Bientôt le tabor[1] des Cosaques s’étendit en une longue file, se dirigeant vers la plaine. Celui qui aurait voulu parcourir tout l’espace compris entre la tête et la queue du convoi aurait eu longtemps à courir. Dans la petite église en bois, le pope récitait la prière du départ ; il aspergea toute la foule d’eau bénite, et chacun, en passant, vint baiser la croix. Quand le tabor se mit en mouvement, et s’éloigna de la setch, tous les Cosaques se retournèrent :

— Adieu, notre mère, dirent-ils d’une commune voix, que Dieu te garde de tout malheur !

En traversant le faubourg, Tarass Boulba aperçut son juif Yankel qui avait eu le temps de s’établir sous une tente, et qui vendait des pierres à feu, des vis, de la poudre, toutes les choses utiles à la guerre, même du pain et des khalatchis[2].

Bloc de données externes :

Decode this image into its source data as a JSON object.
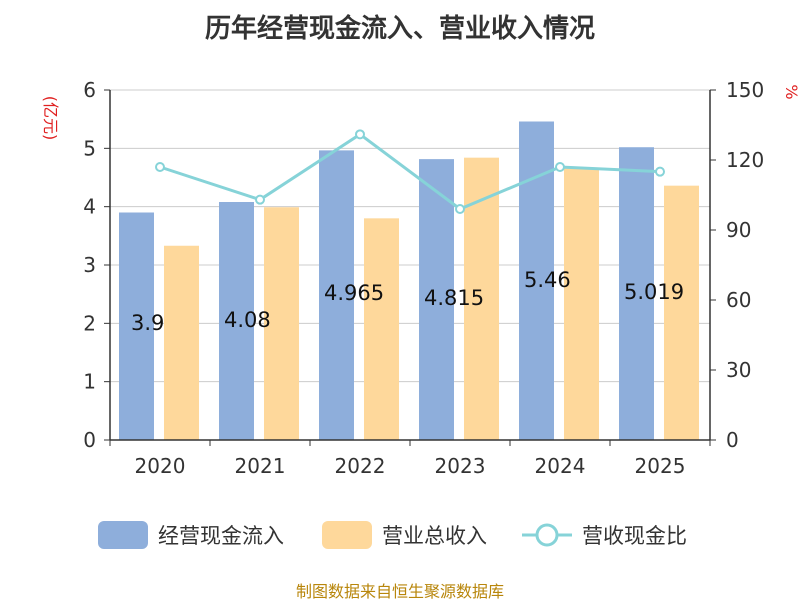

« Voyez-vous ce diable de juif ? » pensa Tarass. Et, s’approchant de lui :

— Fou que tu es, lui dit-il, que fais-tu là ? Veux-tu donc qu’on te tue comme un moineau ?

Yankel, pour toute réponse, vint à sa rencontre, et faisant signe des deux mains, comme s’il avait à

  1. Camp mouvant, caravane armée.
  2. Pains de froment pur.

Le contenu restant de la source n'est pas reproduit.